To give you some more info about my route, it's JVC PD1 - NLE - MPEG 2 - TMPGENC - DVD. Like I say, I'm just worried that the DVD won't play on an American DVD players... need to send it to some people in the states.

A few years ago a friend of mine took a PAL 0 DVD I had made and had no problem watching it in the US on standalone DVD players, so this is part of the reason I am unsure about all this!
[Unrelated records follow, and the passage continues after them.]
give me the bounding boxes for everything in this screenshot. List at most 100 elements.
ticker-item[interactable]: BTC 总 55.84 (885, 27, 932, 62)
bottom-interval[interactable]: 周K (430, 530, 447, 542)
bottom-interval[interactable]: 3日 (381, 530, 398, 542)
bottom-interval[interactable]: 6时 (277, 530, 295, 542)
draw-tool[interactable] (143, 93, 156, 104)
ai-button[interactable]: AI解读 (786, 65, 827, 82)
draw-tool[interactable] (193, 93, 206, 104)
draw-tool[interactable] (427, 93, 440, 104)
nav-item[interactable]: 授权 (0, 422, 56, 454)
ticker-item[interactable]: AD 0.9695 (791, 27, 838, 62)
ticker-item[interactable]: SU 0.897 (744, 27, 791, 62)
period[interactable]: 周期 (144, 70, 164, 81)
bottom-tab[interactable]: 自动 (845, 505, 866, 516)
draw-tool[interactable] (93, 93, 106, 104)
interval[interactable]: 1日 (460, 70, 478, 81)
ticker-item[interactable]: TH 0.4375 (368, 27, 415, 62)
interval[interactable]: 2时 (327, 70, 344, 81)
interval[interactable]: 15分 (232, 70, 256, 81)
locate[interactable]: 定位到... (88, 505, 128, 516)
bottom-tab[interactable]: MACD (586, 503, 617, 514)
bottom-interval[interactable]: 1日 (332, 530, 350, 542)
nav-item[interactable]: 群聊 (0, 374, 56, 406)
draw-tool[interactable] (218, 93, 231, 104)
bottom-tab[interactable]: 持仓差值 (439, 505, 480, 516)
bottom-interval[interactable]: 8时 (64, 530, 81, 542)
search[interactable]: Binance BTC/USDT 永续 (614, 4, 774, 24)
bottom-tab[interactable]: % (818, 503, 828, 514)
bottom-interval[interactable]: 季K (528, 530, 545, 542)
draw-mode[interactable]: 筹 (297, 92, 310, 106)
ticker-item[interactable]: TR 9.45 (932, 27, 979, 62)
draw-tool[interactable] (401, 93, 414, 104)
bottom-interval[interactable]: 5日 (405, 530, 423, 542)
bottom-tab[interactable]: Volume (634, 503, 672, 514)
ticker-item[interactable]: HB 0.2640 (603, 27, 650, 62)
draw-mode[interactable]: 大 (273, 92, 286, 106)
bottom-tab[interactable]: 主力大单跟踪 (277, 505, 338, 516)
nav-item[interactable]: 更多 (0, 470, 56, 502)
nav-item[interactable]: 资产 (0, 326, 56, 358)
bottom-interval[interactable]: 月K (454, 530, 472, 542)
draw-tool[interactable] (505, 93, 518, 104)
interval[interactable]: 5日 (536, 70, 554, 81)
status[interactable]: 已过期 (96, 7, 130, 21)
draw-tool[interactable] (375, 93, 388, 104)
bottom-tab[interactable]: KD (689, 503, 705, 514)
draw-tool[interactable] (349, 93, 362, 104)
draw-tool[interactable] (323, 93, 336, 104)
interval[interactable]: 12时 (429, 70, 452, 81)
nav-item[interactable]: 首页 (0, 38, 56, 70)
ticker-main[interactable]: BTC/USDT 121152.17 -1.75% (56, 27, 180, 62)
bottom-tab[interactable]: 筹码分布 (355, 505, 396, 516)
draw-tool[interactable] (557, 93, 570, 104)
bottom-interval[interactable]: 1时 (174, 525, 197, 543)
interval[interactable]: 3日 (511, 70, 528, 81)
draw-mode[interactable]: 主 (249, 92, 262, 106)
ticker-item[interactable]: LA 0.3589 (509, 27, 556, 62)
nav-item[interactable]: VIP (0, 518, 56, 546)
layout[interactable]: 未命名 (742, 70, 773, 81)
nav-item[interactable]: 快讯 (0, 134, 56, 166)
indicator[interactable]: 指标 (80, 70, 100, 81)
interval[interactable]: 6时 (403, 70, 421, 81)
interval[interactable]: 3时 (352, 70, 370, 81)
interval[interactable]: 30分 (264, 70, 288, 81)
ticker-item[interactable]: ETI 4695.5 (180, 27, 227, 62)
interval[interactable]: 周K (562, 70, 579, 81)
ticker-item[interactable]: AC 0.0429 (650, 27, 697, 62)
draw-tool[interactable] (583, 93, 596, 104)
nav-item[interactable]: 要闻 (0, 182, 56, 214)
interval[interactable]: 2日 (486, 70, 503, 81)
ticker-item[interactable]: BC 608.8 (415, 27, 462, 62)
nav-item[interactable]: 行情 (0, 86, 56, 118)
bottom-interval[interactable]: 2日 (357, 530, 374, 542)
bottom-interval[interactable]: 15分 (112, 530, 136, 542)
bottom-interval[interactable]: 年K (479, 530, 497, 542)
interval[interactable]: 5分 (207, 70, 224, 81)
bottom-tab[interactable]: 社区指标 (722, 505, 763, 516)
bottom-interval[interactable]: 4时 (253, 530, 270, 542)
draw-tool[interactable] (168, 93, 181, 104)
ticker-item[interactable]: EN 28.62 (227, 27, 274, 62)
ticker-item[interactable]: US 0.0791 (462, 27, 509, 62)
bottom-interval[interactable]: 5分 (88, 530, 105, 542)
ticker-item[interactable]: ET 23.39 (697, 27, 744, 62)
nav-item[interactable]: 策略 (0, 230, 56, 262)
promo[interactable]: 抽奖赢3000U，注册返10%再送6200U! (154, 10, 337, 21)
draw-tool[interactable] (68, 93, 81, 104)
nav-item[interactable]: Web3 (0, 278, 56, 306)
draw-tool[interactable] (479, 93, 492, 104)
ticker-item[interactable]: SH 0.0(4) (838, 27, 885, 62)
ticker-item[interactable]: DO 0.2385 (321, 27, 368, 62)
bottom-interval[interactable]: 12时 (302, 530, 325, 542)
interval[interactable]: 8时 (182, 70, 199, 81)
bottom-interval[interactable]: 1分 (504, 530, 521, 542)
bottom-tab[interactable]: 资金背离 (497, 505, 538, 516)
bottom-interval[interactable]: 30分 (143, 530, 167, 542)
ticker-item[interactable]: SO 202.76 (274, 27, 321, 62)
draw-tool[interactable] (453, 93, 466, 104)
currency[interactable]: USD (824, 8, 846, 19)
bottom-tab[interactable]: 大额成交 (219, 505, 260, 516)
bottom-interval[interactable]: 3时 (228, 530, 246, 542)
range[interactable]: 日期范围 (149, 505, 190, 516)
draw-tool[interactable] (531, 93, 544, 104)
Thanks for any input anyone can chip in.

Boyd Ostroff August 4th, 2005 05:23 AM

This thread may be of interest...

http://www.dvinfo.net/conf/showthread.php?t=47890

Dan Euritt August 4th, 2005 01:29 PM

as i remember it, the main point here is that the burnable dvd standards(dvd-r, dvd+r, etc.) do not allow for region encoding as part of their standards... so desktop dvd players simply do not recognize it, even when you tell your dvd authoring app to set it.

Graham Jones August 4th, 2005 01:51 PM

Anyway, I've found a way that works for me.

In TMPGEnc 3.0 XPress you can drag and drop an Mpeg2 file, even an Mpeg2 TS file into the window and immediately have the option of encoding as NTSC DVD - as well as many other encoding options.

I did a test and then ran the test through TMPGEnc DVD Author 1.6 and, sure enough, that latter app recognised it as NTSC frame rate and pixels..

Doesn't look too bad either. I was expecting worse image degradation and this is just to show a bunch of people in the States..

Thanks again.

Boyd Ostroff August 4th, 2005 01:52 PM

Quote:

Originally Posted by Graham Jones Senior
I mistakenly thought coding it Region 1 might make it play in the states.

Actually I think Graham stated the main point... Region codes don't "make something play." They do the opposite - they prevent it from playing in other regions.